Unrequited love makes you look dumb. You’re constantly worrying about your image in front of this guy who most probably doesn’t return the feelings. You dress well, try to say the right things, you also make an effort to make your friendship bloom into something bigger – and definitely, better. You can’t seem to stop despite knowing all too well he has no interest in you.
Why do you do that to yourself? Because you’re constantly counting signs that don’t even exist, picking signals he is not even giving off. Thoughts like ‘omg, he called me by my name!’ keep buzzing in your head like disturbed bees. You are in a problem here, miss. And you need to snap out of it. That also quick, before you drench yourself too deep into the mess and end up miserable, rejecting opportunities that are actually standing right in your face.
Let’s make this clear for you once and for all. Here are some signs that clearly say he doesn’t like you. If you can check most of these off the list, it’s time to move on from him and go on with your hunt for a potential boyfriend.
He doesn’t pour in any efforts:
He doesn’t want to be around you. It’s not like he has to vehemently avoid you for you to know for sure. It’s just that he wouldn’t mind being around you, but he wouldn’t put in an extra effort to spend time with you or make you feel better either. To him, you are just another person. When men truly like a girl, they do something about it. If they don’t… you have your answer.
Someone who doesn’t like you in that way won’t try to know you. If he is not curious about you, about your interests, and about your life, the feelings are not mutual. If he is busy and doesn’t respond to your texts, doesn’t initiate conversations, he is not attracted to you the way you are to him.
He is nice to everyone:
So maybe you’ve been harboring your liking thinking that there is a possibility the one you like likes you back. Because he helped you with a project, said something funny, was kind to you. If someone is nice to everyone and is a natural flirt, then he is not being considerate or humorous with you in particular. It’s just the person he is.
Don’t take a flirt’s actions personally. There are many people who flirt so tactfully without even knowing they are flirting. Someone who is nice, on the other hand, is helpful to everyone he comes across. You’re just setting yourself up for a trap by liking such an individual more than you should.
He doesn’t mind you hanging out with other guys
As silly as jealousy and insecurity seem, these feelings are often clear signals of another feeling brewing on the inside. No one likes sharing someone they like. If you hangout with other men and your crush doesn’t seem to care one bit about your relationship with them this is a sign he has no interest in you whatsoever.
A guy who likes you will try to know your relationship status. He wouldn’t want other men to have any chances with you. He would compete with the other guy and curiously ask you about your interest level in him. If he doesn’t, know that his heart doesn’t house you.
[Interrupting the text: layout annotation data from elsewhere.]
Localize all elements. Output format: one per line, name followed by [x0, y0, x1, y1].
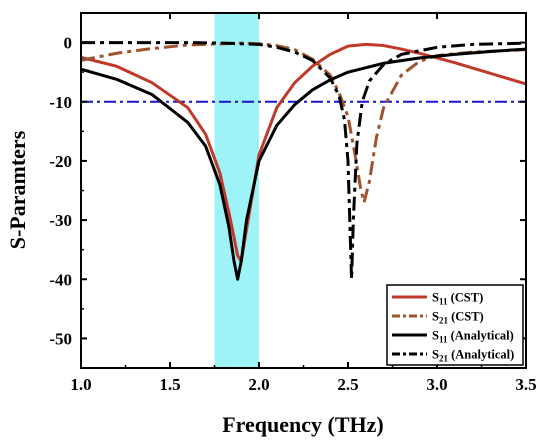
series-line-1 [81, 42, 526, 263]
y-tick-label: -10 [49, 93, 72, 112]
y-axis-title: S-Paramters [5, 130, 30, 249]
x-tick-label: 1.0 [70, 375, 91, 394]
legend-label-4: S21 (Analytical) [432, 348, 514, 364]
series-line-3 [81, 47, 526, 281]
x-tick-label: 1.5 [159, 375, 180, 394]
series-line-4 [81, 41, 526, 281]
legend-label-3: S11 (Analytical) [432, 329, 514, 345]
y-tick-label: -40 [49, 270, 72, 289]
series-line-2 [81, 41, 526, 204]
y-tick-label: 0 [64, 34, 73, 53]
x-tick-label: 2.5 [337, 375, 358, 394]
y-tick-label: -50 [49, 329, 72, 348]
y-tick-label: -20 [49, 152, 72, 171]
legend-label-1: S11 (CST) [432, 291, 483, 307]
x-tick-label: 3.0 [426, 375, 447, 394]
x-tick-label: 3.5 [515, 375, 536, 394]
x-tick-label: 2.0 [248, 375, 269, 394]
legend: S11 (CST) S21 (CST) S11 (Analytical) S21 (A… [386, 284, 524, 366]
x-axis-title: Frequency (THz) [222, 412, 384, 437]
y-tick-label: -30 [49, 211, 72, 230]
legend-label-2: S21 (CST) [432, 310, 484, 326]
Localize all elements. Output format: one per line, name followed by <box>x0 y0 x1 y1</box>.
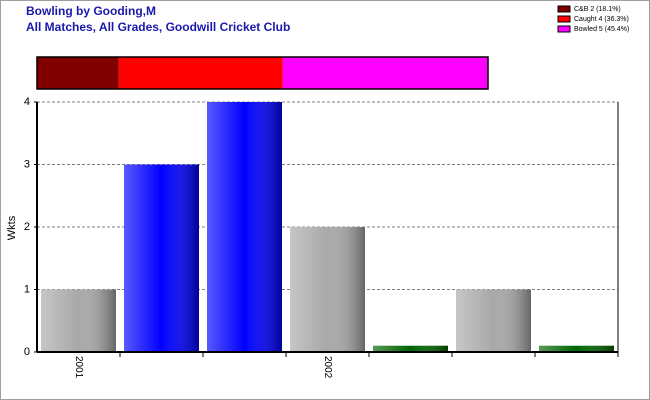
y-axis-label: Wkts <box>6 215 18 240</box>
bar-shade <box>124 164 199 352</box>
strip-segment <box>118 57 283 89</box>
legend-swatch <box>557 5 571 13</box>
x-tick-label: 2001 <box>73 356 84 379</box>
y-tick-label: 2 <box>24 221 30 233</box>
y-tick-label: 3 <box>24 158 30 170</box>
bar-shade <box>373 345 448 352</box>
strip-border <box>36 56 489 90</box>
legend-label: Caught 4 (36.3%) <box>574 16 629 23</box>
strip-segment <box>37 57 119 89</box>
bar-shade <box>41 289 116 352</box>
y-tick-label: 0 <box>24 346 30 358</box>
chart-title: Bowling by Gooding,M <box>26 4 156 18</box>
y-tick-label: 4 <box>24 96 30 108</box>
bar-shade <box>456 289 531 352</box>
legend-label: Bowled 5 (45.4%) <box>574 26 629 33</box>
legend-swatch <box>557 15 571 23</box>
bar-shade <box>207 102 282 352</box>
bar-shade <box>539 345 614 352</box>
legend-swatch <box>557 25 571 33</box>
strip-segment <box>282 57 488 89</box>
x-tick-label: 2002 <box>322 356 333 379</box>
chart-subtitle: All Matches, All Grades, Goodwill Cricke… <box>26 20 290 34</box>
y-tick-label: 1 <box>24 283 30 295</box>
bar-shade <box>290 227 365 352</box>
legend-label: C&B 2 (18.1%) <box>574 6 621 13</box>
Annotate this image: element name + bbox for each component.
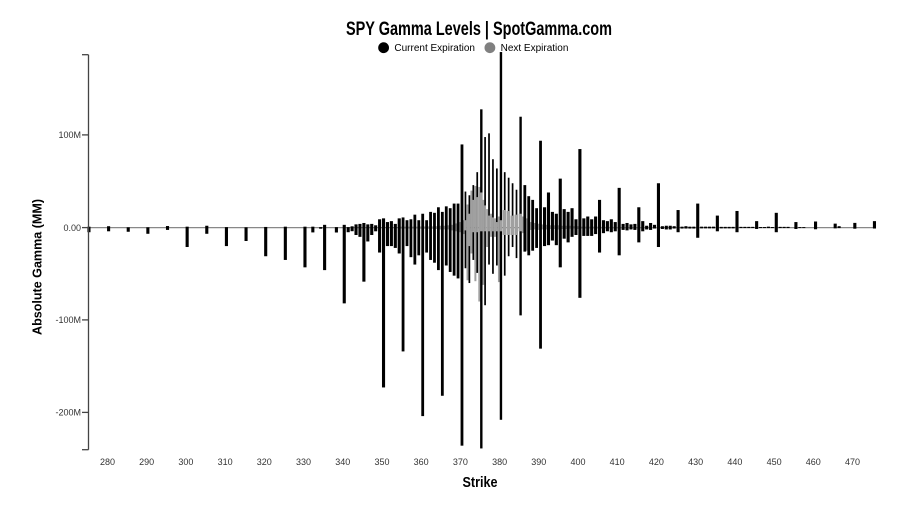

He doesn’t remember what you say
The brain is very technical and very naughty. When you like someone, it stores that someone’s words like they are precious jewels. People subconsciously remember what someone they like said. If someone remembers good bits of what you said in an old conversation, or your expressions, what you were wearing, etc. this can be a sign they like you.
If they don’t remember, they most likely don’t like you. Their brain capacity couldn’t hold what you had did or said. However, some people have amazing memory and if they tend to remember a lot of things in general, then you’re not necessarily special for them, it’s just how their brain functions.
He doesn’t share his feelings
A guy who doesn’t like you is least likely to share his feelings with you. Not just about his personal life but about his opinions in general. He won’t get ‘deep’ with you. Many may call this an ‘intimacy issue’ but it’s just that people only let those in who they believe are special in some way. However, even if he does open up with you, don’t go assuming he likes you.
Perhaps, he likes you as a friend. By assuming too much, you can screw the relationship you share with him. However, if you are not friends and he doesn’t bother even talking about a slight trouble with you, it’s obvious he has other people whom he prefers to share matters with.
If a guy has any extra interest in a girl, he makes it known. People are not as sneaky and smooth in hiding their feelings as they think they are. At least, most of them. If a guy likes you his body language toward you would be different. And you would just know. Unless, of course, you are a casually clueless person on more matters than one.